Le Rotary Club du Jorat apporte son soutien

Rotary Club du Jorat, Georges Duruz  |  A l’occasion d’une soirée de soutien organisée au Théâtre Barnabé le samedi 10 novembre, le Rotary Club du Jorat a remis un chèque de 5000 francs à l’association «Les Roues de la Liberté». Cette association a été créée par Michel Peneveyre, un Lausannois qui a été victime d’un grave accident en 1989 lors d’un voyage en Thaïlande. Devenu tétraplégique du jour au lendemain, cet accident fut pour lui comme un déclencheur. Amoureux de voyage, cet ancien sportif espoir s’est rendu un jour au Brésil. Depuis, l’amour entre Michel et le Brésil n’a fait que se renforcer au gré des rencontres et des moments de partage avec la population locale et bien évidemment des personnes handicapées. Des gens qui, comme lui, ont perdu une partie de leur mobilité, et qui trop souvent, sans moyens, croupissent parfois à même le sol sans espoir de voir des jours meilleurs.
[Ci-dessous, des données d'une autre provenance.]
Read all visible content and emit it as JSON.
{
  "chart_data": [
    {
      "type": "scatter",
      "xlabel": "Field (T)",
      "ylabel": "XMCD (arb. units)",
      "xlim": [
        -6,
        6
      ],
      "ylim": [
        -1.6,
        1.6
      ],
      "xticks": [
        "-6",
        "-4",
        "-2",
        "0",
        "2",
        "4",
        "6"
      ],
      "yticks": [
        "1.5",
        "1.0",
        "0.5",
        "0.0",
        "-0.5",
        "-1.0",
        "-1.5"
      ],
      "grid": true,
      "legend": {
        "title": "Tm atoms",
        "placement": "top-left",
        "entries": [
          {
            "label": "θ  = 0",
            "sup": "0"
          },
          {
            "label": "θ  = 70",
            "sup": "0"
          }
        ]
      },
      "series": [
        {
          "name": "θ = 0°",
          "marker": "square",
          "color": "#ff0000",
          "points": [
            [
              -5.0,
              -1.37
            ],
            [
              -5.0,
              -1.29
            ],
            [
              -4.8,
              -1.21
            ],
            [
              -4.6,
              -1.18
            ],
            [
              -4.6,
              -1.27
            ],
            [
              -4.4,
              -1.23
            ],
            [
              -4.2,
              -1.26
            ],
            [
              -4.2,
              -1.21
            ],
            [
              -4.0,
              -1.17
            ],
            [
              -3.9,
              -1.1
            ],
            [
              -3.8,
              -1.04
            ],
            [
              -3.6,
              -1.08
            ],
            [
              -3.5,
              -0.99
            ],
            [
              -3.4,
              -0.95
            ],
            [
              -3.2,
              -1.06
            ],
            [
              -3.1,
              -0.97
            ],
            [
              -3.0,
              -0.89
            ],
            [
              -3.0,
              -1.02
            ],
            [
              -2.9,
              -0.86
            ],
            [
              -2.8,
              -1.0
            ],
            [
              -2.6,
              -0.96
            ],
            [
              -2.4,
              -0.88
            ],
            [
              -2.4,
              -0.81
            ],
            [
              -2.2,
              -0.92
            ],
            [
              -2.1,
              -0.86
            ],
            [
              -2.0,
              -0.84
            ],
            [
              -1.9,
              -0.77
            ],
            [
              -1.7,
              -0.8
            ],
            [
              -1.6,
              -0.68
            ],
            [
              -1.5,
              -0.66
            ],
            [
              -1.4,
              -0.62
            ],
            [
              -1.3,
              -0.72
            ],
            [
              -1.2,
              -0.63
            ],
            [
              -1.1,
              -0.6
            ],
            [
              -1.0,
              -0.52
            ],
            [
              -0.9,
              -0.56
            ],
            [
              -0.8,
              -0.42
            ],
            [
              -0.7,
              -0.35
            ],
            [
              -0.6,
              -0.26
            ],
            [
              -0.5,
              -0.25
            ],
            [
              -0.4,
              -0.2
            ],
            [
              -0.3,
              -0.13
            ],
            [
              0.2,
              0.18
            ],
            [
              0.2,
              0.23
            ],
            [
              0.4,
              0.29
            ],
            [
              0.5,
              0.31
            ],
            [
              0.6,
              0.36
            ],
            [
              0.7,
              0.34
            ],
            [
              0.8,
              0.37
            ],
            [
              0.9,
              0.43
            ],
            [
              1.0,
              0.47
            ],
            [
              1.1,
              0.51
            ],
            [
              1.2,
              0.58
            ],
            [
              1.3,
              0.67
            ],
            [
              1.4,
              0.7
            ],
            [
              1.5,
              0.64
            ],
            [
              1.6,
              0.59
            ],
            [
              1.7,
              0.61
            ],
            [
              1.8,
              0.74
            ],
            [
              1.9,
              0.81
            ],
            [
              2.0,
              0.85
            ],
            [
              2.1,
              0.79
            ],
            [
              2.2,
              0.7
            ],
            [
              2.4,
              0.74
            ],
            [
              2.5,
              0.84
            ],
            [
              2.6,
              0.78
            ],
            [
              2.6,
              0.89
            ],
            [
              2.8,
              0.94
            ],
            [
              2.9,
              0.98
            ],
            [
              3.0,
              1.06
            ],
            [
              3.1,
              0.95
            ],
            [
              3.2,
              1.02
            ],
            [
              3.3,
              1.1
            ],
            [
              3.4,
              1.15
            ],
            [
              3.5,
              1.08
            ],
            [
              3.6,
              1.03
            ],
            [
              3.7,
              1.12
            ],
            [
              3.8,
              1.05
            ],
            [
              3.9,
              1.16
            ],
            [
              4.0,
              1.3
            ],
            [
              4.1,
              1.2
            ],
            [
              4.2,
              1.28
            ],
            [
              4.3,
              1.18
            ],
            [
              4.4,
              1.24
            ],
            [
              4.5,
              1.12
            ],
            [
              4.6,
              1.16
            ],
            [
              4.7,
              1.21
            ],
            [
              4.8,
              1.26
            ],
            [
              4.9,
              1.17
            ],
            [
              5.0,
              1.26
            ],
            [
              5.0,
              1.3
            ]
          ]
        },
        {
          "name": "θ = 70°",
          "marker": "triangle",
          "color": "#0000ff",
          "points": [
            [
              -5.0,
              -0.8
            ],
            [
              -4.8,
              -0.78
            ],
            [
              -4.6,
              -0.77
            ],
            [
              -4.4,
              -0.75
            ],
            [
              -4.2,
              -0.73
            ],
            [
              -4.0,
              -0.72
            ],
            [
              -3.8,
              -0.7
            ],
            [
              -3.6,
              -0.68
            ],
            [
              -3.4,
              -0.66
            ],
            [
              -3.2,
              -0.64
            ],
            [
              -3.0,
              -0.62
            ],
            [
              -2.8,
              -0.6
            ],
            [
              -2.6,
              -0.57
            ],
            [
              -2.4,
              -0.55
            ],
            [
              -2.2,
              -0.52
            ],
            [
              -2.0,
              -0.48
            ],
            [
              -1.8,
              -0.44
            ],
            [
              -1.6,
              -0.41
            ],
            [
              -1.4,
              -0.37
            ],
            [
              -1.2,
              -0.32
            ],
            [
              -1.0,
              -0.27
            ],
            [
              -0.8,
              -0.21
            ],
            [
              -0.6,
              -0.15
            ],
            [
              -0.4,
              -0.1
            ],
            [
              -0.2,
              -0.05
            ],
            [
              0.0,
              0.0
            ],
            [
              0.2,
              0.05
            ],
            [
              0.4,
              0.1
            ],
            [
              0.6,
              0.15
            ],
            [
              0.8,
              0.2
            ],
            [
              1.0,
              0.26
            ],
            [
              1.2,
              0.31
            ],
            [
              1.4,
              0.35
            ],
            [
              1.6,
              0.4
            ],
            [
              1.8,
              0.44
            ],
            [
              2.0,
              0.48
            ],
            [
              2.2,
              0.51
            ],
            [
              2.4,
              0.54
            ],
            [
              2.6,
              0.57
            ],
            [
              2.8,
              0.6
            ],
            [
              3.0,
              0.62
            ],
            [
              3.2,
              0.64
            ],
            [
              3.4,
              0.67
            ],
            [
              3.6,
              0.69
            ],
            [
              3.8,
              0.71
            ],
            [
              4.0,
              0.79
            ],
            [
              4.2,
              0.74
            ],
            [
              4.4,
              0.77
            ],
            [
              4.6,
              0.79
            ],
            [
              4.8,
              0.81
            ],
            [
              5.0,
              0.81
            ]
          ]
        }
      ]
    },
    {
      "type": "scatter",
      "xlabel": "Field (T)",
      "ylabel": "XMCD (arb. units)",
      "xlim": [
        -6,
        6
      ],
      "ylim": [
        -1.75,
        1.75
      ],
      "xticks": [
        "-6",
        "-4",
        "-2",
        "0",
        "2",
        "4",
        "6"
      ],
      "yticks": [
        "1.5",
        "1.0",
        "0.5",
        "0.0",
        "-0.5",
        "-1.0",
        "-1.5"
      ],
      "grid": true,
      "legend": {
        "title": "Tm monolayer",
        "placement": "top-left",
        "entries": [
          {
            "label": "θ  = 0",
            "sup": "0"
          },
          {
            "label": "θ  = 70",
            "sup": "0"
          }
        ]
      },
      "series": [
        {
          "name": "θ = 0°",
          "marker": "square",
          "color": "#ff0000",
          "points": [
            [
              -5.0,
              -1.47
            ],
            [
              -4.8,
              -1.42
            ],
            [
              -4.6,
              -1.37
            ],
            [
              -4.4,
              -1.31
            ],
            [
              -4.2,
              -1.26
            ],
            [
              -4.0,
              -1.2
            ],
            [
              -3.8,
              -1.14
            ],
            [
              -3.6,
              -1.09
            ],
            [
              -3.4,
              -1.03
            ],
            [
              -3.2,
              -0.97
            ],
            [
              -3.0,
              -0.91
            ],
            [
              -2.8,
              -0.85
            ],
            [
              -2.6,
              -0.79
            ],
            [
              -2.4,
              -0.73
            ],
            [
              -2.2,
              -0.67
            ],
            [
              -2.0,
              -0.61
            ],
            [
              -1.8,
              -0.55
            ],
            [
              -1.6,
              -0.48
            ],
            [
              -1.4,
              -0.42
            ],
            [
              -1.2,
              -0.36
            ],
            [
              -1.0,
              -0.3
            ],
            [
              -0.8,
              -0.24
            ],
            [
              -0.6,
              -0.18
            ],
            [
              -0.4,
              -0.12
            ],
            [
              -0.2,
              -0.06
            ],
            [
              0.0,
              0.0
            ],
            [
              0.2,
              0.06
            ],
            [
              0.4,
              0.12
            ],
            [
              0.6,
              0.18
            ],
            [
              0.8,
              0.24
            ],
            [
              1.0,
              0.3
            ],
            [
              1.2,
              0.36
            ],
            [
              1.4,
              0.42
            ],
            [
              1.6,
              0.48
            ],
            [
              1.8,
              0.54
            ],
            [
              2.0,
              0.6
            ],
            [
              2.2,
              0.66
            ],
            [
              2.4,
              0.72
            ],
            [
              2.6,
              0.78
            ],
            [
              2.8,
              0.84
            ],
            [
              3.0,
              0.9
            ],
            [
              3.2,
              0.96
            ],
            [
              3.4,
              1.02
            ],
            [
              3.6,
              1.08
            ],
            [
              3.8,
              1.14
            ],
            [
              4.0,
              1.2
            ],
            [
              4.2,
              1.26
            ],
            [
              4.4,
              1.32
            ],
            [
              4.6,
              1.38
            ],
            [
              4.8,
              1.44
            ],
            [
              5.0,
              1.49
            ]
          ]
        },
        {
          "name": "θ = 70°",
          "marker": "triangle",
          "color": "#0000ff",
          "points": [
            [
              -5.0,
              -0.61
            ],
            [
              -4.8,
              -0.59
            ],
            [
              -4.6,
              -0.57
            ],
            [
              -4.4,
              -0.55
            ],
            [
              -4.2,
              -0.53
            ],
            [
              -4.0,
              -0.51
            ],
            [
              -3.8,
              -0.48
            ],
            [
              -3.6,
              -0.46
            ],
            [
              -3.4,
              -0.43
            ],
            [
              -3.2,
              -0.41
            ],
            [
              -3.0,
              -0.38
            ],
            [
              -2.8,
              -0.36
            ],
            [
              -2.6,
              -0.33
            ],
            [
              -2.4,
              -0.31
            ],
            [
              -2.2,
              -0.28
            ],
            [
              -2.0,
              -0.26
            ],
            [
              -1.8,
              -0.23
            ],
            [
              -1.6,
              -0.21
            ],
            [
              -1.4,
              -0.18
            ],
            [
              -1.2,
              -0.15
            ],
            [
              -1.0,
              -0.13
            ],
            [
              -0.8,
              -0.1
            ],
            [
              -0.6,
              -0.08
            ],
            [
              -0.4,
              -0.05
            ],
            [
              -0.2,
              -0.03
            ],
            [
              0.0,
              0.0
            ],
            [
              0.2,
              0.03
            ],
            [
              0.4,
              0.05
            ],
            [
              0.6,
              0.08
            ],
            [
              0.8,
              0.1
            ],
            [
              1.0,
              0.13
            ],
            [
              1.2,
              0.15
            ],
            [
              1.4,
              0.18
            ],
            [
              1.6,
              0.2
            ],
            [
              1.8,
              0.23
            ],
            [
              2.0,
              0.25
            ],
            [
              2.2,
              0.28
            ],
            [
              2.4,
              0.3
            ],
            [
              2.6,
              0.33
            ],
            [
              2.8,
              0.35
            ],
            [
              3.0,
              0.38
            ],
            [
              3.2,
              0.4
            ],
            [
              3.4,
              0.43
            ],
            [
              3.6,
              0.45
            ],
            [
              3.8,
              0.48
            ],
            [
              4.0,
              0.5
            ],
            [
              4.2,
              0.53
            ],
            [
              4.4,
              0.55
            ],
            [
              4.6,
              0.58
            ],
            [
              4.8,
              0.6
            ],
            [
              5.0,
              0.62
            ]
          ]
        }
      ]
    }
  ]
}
En aide aux personnes à mobilité réduite

C’est ainsi qu’est née l’association «Les Roues de La Liberté» en 1995. Elle a pour but de venir en aide aux personnes à mobilité réduite par la fourniture de matériel, prothèses et béquilles, et par l’éducation et l’accompagnement à Recife au Brésil. Des fauteuils roulants sont également récoltés en Suisse, révisés puis acheminés au Brésil, et les fonds récoltés permettent de fabriquer des fauteuils sur place au Brésil. Ma victoire, nous dit Michel Peneveyre, c’est de faire renaître l’espoir auprès des handicapés, c’est de contempler le bonheur des autres. La récompense c’est de voir les sourires et les progrès. Il ne faut pas focaliser sur le handicap ajoute-t-il, mais plutôt s’intéresser au potentiel grâce auquel on peut se reconstruire. L’association est déjà venue en aide à plus de 200 personnes handicapées, leur permettant ainsi de retrouver une place dans la société. On reste muet d’admiration en découvrant le travail qui est réalisé grâce à la volonté et à la persévérance de quelques hommes, et on a envie de soutenir ce type de démarche qui replace l’individu au cœur des préoccupations.